# Some new baits



## Coon_Shark (Feb 6, 2006)

Hello all,

Lure building season? 

I just got these off the wheel. I'll start in back.....

back left: Mini Tuff Shad w my Fluor Perch paint job. This angle shows the nice flash w the scales.

back right: Homemade flat body in my St Clair Musky pattern. I used 1/2 fencing board you get at the hardware store-cedar. It probably like 7"s long.

middle left: Homemade Oval Body-started w 3/4" cedar (before carving) in my fluor perch pattern. 5.5" long

middle right: Homemade flat body 5" using 1/2" cedar boards in a sucker pattern (black head & back)?...not sure what 2 call it.

front left: Homemade Oval Body-started w 3/4" cedar (before carving) 4.5" long. The same paint pattern as the prior bait mentioned (middle right), but I used a black/gold metallic on the face and back instead of solid black.

front right: Homemade 4" bait-started w 1/2 cedar.

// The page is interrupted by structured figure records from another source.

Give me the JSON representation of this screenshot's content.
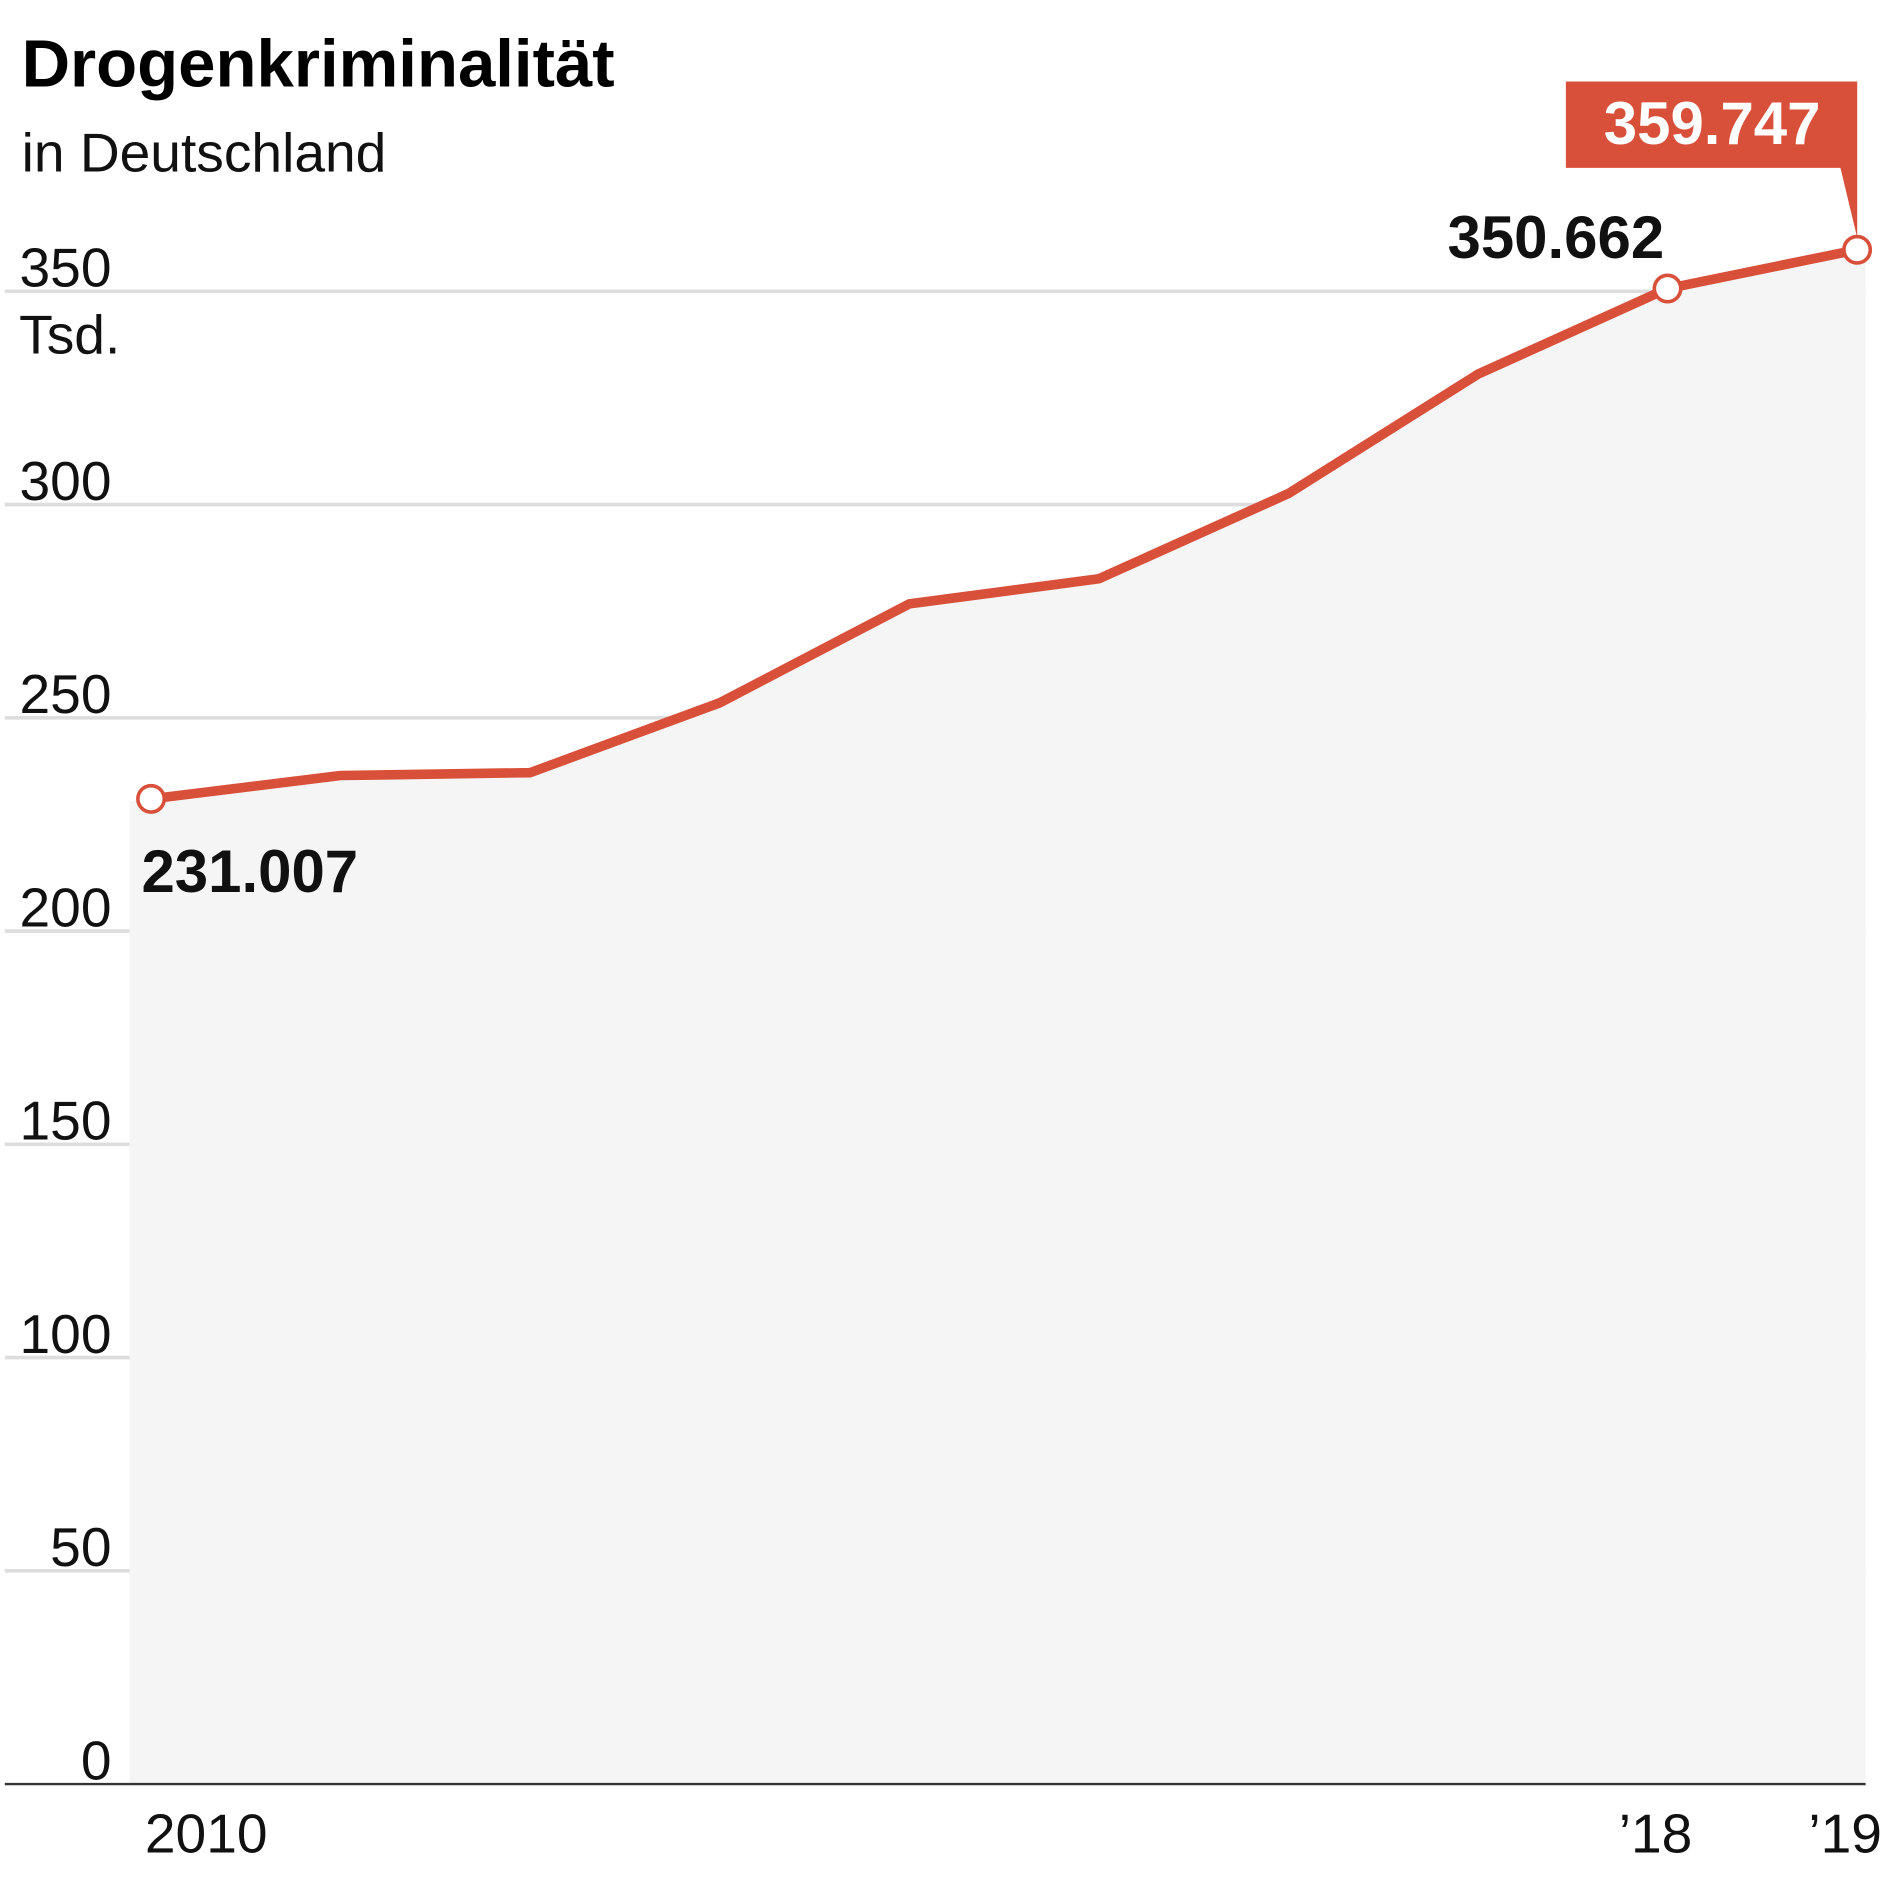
{
  "colors": {
    "line": "#d9503a",
    "area": "#f5f5f5",
    "grid": "#dddddd",
    "axis": "#333333"
  },
  "chart_data": {
    "type": "area",
    "title": "Drogenkriminalität",
    "subtitle": "in Deutschland",
    "unit_label": "Tsd.",
    "x": [
      2010,
      2011,
      2012,
      2013,
      2014,
      2015,
      2016,
      2017,
      2018,
      2019
    ],
    "values": [
      231.007,
      236.478,
      237.15,
      253.525,
      276.734,
      282.604,
      302.594,
      330.58,
      350.662,
      359.747
    ],
    "ylim": [
      0,
      350
    ],
    "yticks": [
      "0",
      "50",
      "100",
      "150",
      "200",
      "250",
      "300",
      "350"
    ],
    "xtick_labels": [
      {
        "x": 2010,
        "label": "2010"
      },
      {
        "x": 2018,
        "label": "’18"
      },
      {
        "x": 2019,
        "label": "’19"
      }
    ],
    "annotations": [
      {
        "x": 2010,
        "label": "231.007"
      },
      {
        "x": 2018,
        "label": "350.662"
      },
      {
        "x": 2019,
        "label": "359.747",
        "highlight": true
      }
    ]
  }
}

The contours are sort of 'in between" the flat body bait and oval baits (a little flatter than the oval bait & a little more oval than the flat bait)  This one has a little more size up by the head & a round lip.

Later,
Greg.


----------



## CRAPPIE LOVER (Feb 11, 2007)

Great looking baits...Love the paint patterns...


----------



## vc1111 (Apr 13, 2004)

Greg, that is some very nice work right there. I'd be glad to be casting or trolling any one of those patterns on any given day.

I like the gold in the bars/stripes on the perch patterns. Those will definitely get mauled this coming season!


----------